從零實現機器學習算法(十一)KMeans

目錄

1. KMeans簡介

2. KMeans模型

2.1 KMeans

2.2 2分KMeans

2.3 KMeans++

3. 總結與分析


1. KMeans簡介

KMeans是一種簡單的聚類方法,它使用每個樣本到聚類中心的距離作爲度量來決定簇。其中 K值是用戶指定的簇的數目。初始時,隨機選取 K 個點作爲聚類中心(質心),然後通過不斷修改聚類中心達到最優的效果。由於其計算每個簇的均值作爲質心,因此也成爲K均值。

2. KMeans模型

2.1 KMeans

KMeans算法較爲簡單,記K個簇中心爲 \mu_{1},\mu_{2},...\mu_{k} ,每個簇的樣本數目爲 N_{1},N_{2},...,N_{k} 。KMeans使用誤差平方和作爲目標函數,即

J\left(\mu_{1},\mu_{2},...\mu_{k}\right)=\frac{1}{2}\sum_{j=1}^{K}\sum_{i=1}^{N_{j}}\left(x_{i}-\mu_{j}\right)^{2}

對損失函數求偏導,可得

\frac{\partial J}{\partial\mu_{j}}=-\sum_{i=1}^{N_{j}}\left(x_{i}-\mu_{j}\right)

令導數等於0,解得

\mu_{j}=\frac{1}{N_{j}}\sum_{i=1}^{N_{j}}x_{i}

即令每個簇的均值作爲質心。

KMeans代碼如下:

    def kmeans(self, train_data, k):
        sample_num = len(train_data)
        distances = np.zeros([sample_num, 2])                      # (index, distance)
        centers = self.createCenter(train_data)
        centers, distances = self.adjustCluster(centers, distances, train_data, self.k)
        return centers, distances

其中的adjustCluster()函數,爲確定了初始的質心後的調整過程,功能是最小化損失函數 J ,其代碼爲:

 def adjustCluster(self, centers, distances, train_data, k):
        sample_num = len(train_data)
        flag = True  # If True, update cluster_center
        while flag:
            flag = False
            d = np.zeros([sample_num, len(centers)])
            for i in range(len(centers)):
                # calculate the distance between each sample and each cluster center
                d[:, i] = self.calculateDistance(train_data, centers[i])

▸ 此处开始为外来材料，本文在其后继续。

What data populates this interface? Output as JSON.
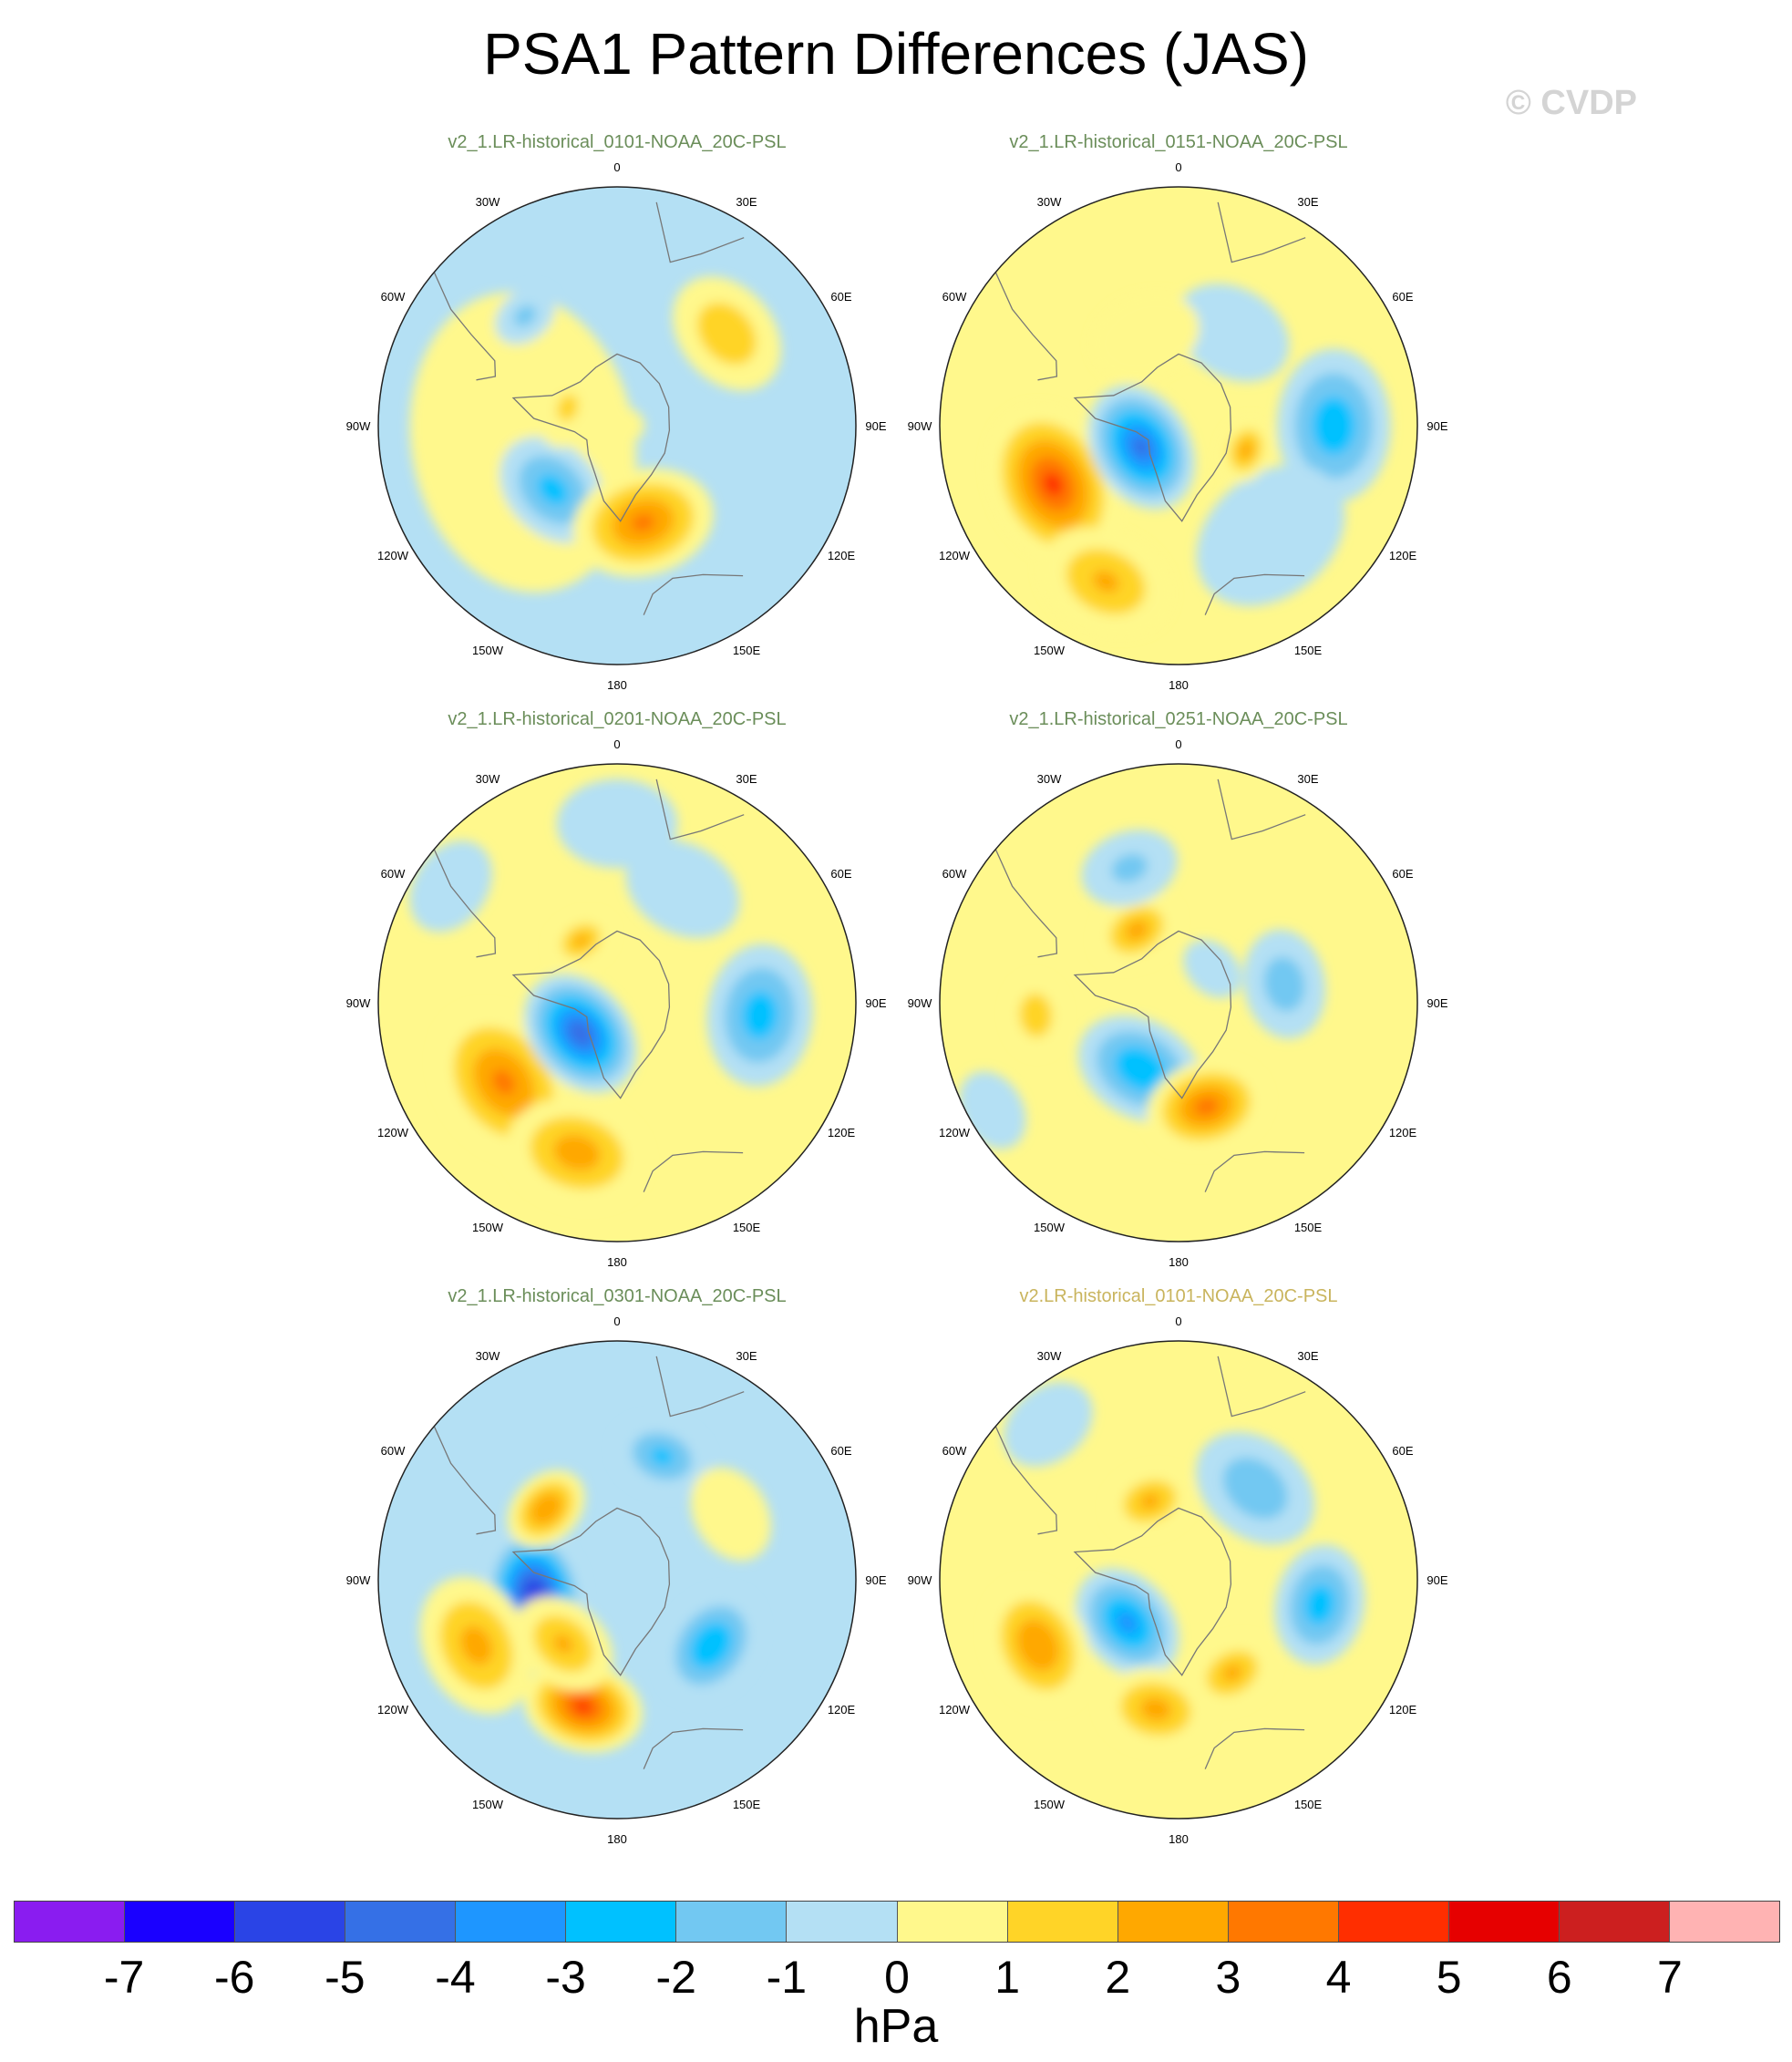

            # find the minimum distance between each sample and each cluster center
            old_label = distances[:, 0].copy()
            distances[:, 0] = np.argmin(d, axis=1)
            distances[:, 1] = np.min(d, axis=1)
            if np.sum(old_label - distances[:, 0]) != 0:
                flag = True
                # update cluster_center by calculating the mean of each cluster
                for j in range(k):
                    current_cluster = train_data[distances[:, 0] == j]  # find the samples belong to the j-th cluster center
                    if len(current_cluster) != 0:
                        centers[j, :] = np.mean(current_cluster, axis=0)
        return centers, distances

2.2 2分KMeans

由於KMeans可能收斂於局部最小值,爲了解決這一問題引入2分KMeans。2分KMeans原理是先將所有樣本視爲一個大簇,然後將其一分爲二;然後選擇其中一個繼續劃分,直到簇的個數達到了指定的 K 爲止。那麼如何選擇要劃分的簇呢?這裏採用誤差平方和(Sum of Squared Error, SSE)來作爲評價標準。假設現在有 n 個簇,記爲

C=\left\{c_{1},c_{2},...,c_{n}\right\},n<k

選擇被劃分的簇流程爲:將 C 中的一個簇 c_{i} 劃分成兩部分 c_{i1},c_{i2} (這兩部分採用普通的KMeans方法),此時的SSE爲

SSE_{i}=SSE\left(c_{i1},c_{i2}\right)+SSE\left(C-c_{i}\right)

適合劃分的簇爲

index =arg\min SSE_{i}

然後,如此反覆,直到質心個數等於指定的 K

代碼如下:

    def biKmeans(self, train_data):
        sample_num = len(train_data)
        distances = np.zeros([sample_num, 2])                                  # (index, distance)
        initial_center = np.mean(train_data, axis=0)                           # initial cluster #shape (1, feature_dim)
        centers = [initial_center]                                             # cluster list

        # clustering with the initial cluster center
        distances[:, 1] = np.power(self.calculateDistance(train_data, initial_center), 2)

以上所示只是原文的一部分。